Hi all,

I've been throwing this idea around to a few people individually over the
last week, but wanted to raise it on the list for a wider discussion:

I'd like to propose inserting a "development release series" in between 0.20
and our next release (the one that will have full durability, significant
master fixup, etc). In terms of what this release series would be:

1) Frequent Releases. We should try to do a release once a month between now
and the next major release.

2) Low Amount of QA. We should not make any guarantees that the releases
have been heavily tested. They should certainly pass unit tests and basic
functional tests (eg PE and other cluster smoke tests) but we would not go
through multi-week rc cycles.

3) Clearly communicated "Development" status. We do not want new users on
this release unless they are aware they are trying what is essentially a
trunk snapshot. We should feel free to have serious known bugs in these
development releases and not address them until the next release.

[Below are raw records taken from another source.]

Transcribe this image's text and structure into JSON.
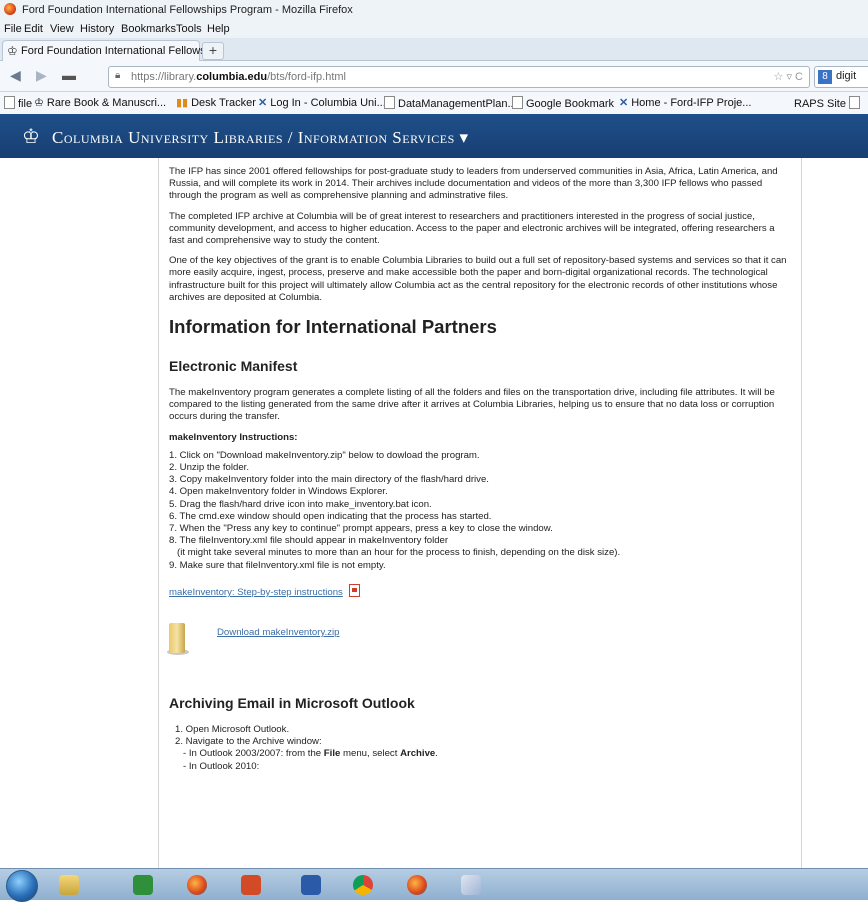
{
  "window": {
    "title": "Ford Foundation International Fellowships Program - Mozilla Firefox"
  },
  "menu": [
    "File",
    "Edit",
    "View",
    "History",
    "Bookmarks",
    "Tools",
    "Help"
  ],
  "tab": {
    "label": "Ford Foundation International Fellowshi...",
    "new_tab": "+"
  },
  "nav": {
    "url_prefix": "https://library.",
    "url_domain": "columbia.edu",
    "url_path": "/bts/ford-ifp.html",
    "search_text": "digit"
  },
  "bookmarks": [
    {
      "label": "file",
      "icon": "page-icon"
    },
    {
      "label": "Rare Book & Manuscri...",
      "icon": "crown-icon"
    },
    {
      "label": "Desk Tracker",
      "icon": "bars-icon"
    },
    {
      "label": "Log In - Columbia Uni...",
      "icon": "x-icon"
    },
    {
      "label": "DataManagementPlan...",
      "icon": "page-icon"
    },
    {
      "label": "Google Bookmark",
      "icon": "page-icon"
    },
    {
      "label": "Home - Ford-IFP Proje...",
      "icon": "x-icon"
    },
    {
      "label": "RAPS Site",
      "icon": "page-icon"
    }
  ],
  "site": {
    "name": "Columbia University Libraries / Information Services ▾"
  },
  "content": {
    "p1": "The IFP has since 2001 offered fellowships for post-graduate study to leaders from underserved communities in Asia, Africa, Latin America, and Russia, and will complete its work in 2014. Their archives include documentation and videos of the more than 3,300 IFP fellows who passed through the program as well as comprehensive planning and adminstrative files.",
    "p2": "The completed IFP archive at Columbia will be of great interest to researchers and practitioners interested in the progress of social justice, community development, and access to higher education. Access to the paper and electronic archives will be integrated, offering researchers a fast and comprehensive way to study the content.",
    "p3": "One of the key objectives of the grant is to enable Columbia Libraries to build out a full set of repository-based systems and services so that it can more easily acquire, ingest, process, preserve and make accessible both the paper and born-digital organizational records. The technological infrastructure built for this project will ultimately allow Columbia act as the central repository for the electronic records of other institutions whose archives are deposited at Columbia.",
    "h_partners": "Information for International Partners",
    "h_manifest": "Electronic Manifest",
    "p_manifest": "The makeInventory program generates a complete listing of all the folders and files on the transportation drive, including file attributes. It will be compared to the listing generated from the same drive after it arrives at Columbia Libraries, helping us to ensure that no data loss or corruption occurs during the transfer.",
    "instr_heading": "makeInventory Instructions:",
    "steps": [
      "1. Click on \"Download makeInventory.zip\" below to dowload the program.",
      "2. Unzip the folder.",
      "3. Copy makeInventory folder into the main directory of the flash/hard drive.",
      "4. Open makeInventory folder in Windows Explorer.",
      "5. Drag the flash/hard drive icon into make_inventory.bat icon.",
      "6. The cmd.exe window should open indicating that the process has started.",
      "7. When the \"Press any key to continue\" prompt appears, press a key to close the window.",
      "8. The fileInventory.xml file should appear in makeInventory folder",
      "   (it might take several minutes to more than an hour for the process to finish, depending on the disk size).",
      "9. Make sure that fileInventory.xml file is not empty."
    ],
    "step_link": "makeInventory: Step-by-step instructions",
    "download_link": "Download makeInventory.zip",
    "h_outlook": "Archiving Email in Microsoft Outlook",
    "outlook_1": "1.  Open Microsoft Outlook.",
    "outlook_2": "2.  Navigate to the Archive window:",
    "outlook_2a_pre": "- In Outlook 2003/2007: from the ",
    "outlook_2a_file": "File",
    "outlook_2a_mid": " menu, select ",
    "outlook_2a_archive": "Archive",
    "outlook_2a_end": ".",
    "outlook_2b": "- In Outlook 2010:"
  },
  "taskbar": [
    "start-orb",
    "explorer-icon",
    "excel-icon",
    "firefox-icon",
    "powerpoint-icon",
    "word-icon",
    "chrome-icon",
    "firefox-icon",
    "paint-icon"
  ]
}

4) Given the "development" status of this build, I think we should drop the
"no breaking changes between point releases" restriction. That way we're
fine to make RPC/API fixups as the series progresses.

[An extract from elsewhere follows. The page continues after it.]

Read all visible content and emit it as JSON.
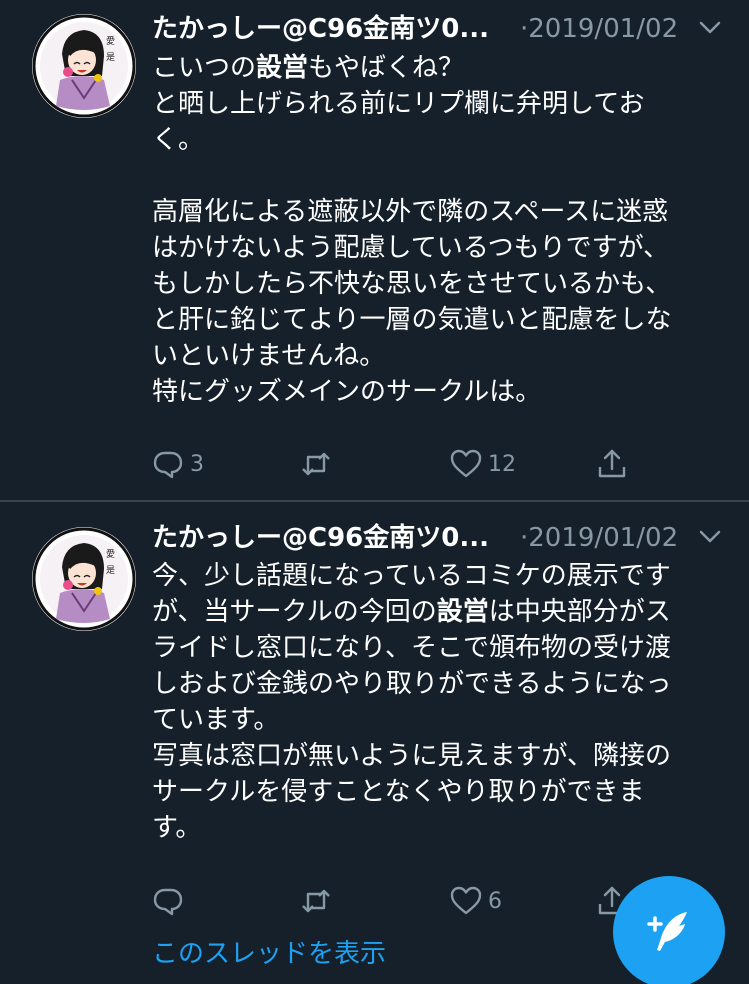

5) Normal policies regarding license cleanliness, release voting, etc.  Kind
of goes without saying, but we still need to be careful to maintain proper
licensing, etc, and not let anything slip in that would be Apache 2
incompatible, etc.

Now, the reasons I am proposing this:

1) We have a vibrant user/contributor community which has a diverse set of
workloads. The core developer community has a smaller (but growing) set of
workloads. There have been a few cases where a release has worked great for
the workloads of the core team, but after a release we've found a serious
bug that only affects some feature or access pattern that hasn't been
sufficiently tested during development. Doing frequent development releases
gives reasonable milestones for users to try upcoming releases for their
workloads and give feedback if there has been a regression.

Two particular examples of the above are the ExplicitColumnTracker infinite
loop bug in 0.20.4, and the META caching regression in 0.20.3.

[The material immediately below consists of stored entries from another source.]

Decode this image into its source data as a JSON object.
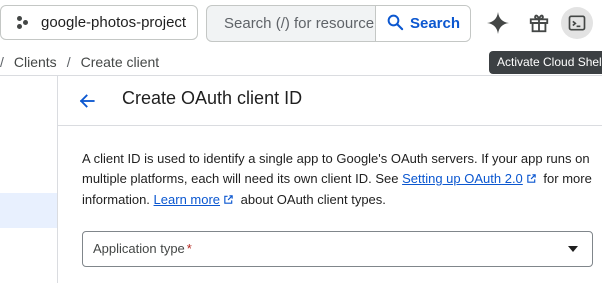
{
  "topbar": {
    "project": {
      "label": "google-photos-project",
      "icon": "project-dots-icon"
    },
    "search": {
      "placeholder": "Search (/) for resource…",
      "button_label": "Search",
      "icon": "search-icon"
    },
    "icons": [
      "gemini-sparkle-icon",
      "gift-icon",
      "cloud-shell-terminal-icon"
    ]
  },
  "tooltip": {
    "text": "Activate Cloud Shell"
  },
  "breadcrumb": {
    "separator": "/",
    "items": [
      "Clients",
      "Create client"
    ]
  },
  "page": {
    "title": "Create OAuth client ID",
    "back_icon": "arrow-back-icon"
  },
  "description": {
    "part1": "A client ID is used to identify a single app to Google's OAuth servers. If your app runs on multiple platforms, each will need its own client ID. See ",
    "link1": "Setting up OAuth 2.0",
    "part2": " for more information. ",
    "link2": "Learn more",
    "part3": " about OAuth client types."
  },
  "form": {
    "application_type": {
      "label": "Application type",
      "required_marker": "*",
      "value": ""
    }
  },
  "colors": {
    "accent": "#0b57d0",
    "required": "#b3261e",
    "nav_selected": "#e8f0fe",
    "tooltip_bg": "#3c4043",
    "border": "#dadce0"
  }
}
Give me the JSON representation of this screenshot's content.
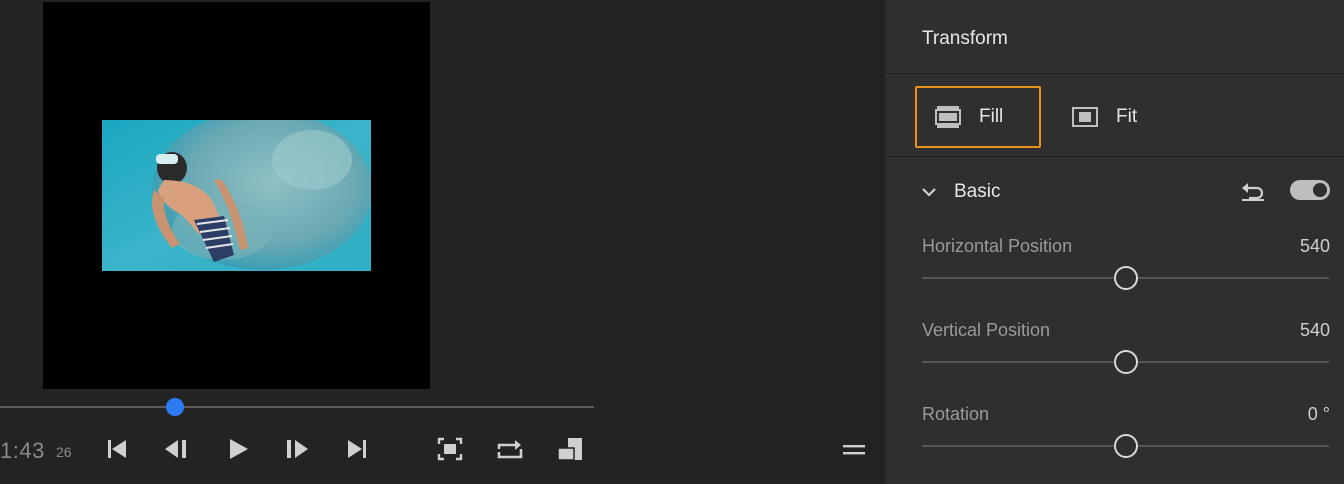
{
  "player": {
    "timecode": "1:43",
    "frames": "26",
    "progress_percent": 29.5,
    "controls": [
      {
        "name": "go-to-start-button",
        "icon": "skip-back-icon"
      },
      {
        "name": "step-back-button",
        "icon": "step-back-icon"
      },
      {
        "name": "play-button",
        "icon": "play-icon"
      },
      {
        "name": "step-forward-button",
        "icon": "step-forward-icon"
      },
      {
        "name": "go-to-end-button",
        "icon": "skip-forward-icon"
      },
      {
        "name": "fit-frame-button",
        "icon": "frame-fit-icon"
      },
      {
        "name": "loop-button",
        "icon": "loop-icon"
      },
      {
        "name": "resolution-button",
        "icon": "resolution-icon"
      }
    ],
    "menu_icon": "hamburger-icon"
  },
  "panel": {
    "title": "Transform",
    "modes": {
      "fill_label": "Fill",
      "fit_label": "Fit",
      "selected": "Fill"
    },
    "section": {
      "title": "Basic",
      "enabled": true
    },
    "properties": [
      {
        "label": "Horizontal Position",
        "value": "540",
        "slider_fraction": 0.5
      },
      {
        "label": "Vertical Position",
        "value": "540",
        "slider_fraction": 0.5
      },
      {
        "label": "Rotation",
        "value": "0 °",
        "slider_fraction": 0.5
      }
    ]
  },
  "colors": {
    "accent_selection": "#e8911c",
    "playhead": "#2d7bf4",
    "panel_bg": "#2f2f2f",
    "app_bg": "#232323"
  }
}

2) Given the recent switch to Maven, I think we will find that the first
post-maven release will bring new difficulties we haven't worked through in
the past. We should make sure we know how to release off the new build
system, and that all of the various shell scripts and integration points
still work. Doing some "practice" releases before the real thing will allow
us to start tackling these problems early.

3) It's been quite some time since the last major release. Doing a fast
progression of a few development releases is a good way to highlight the
recent surge of HBase development and build anticipation for what's coming.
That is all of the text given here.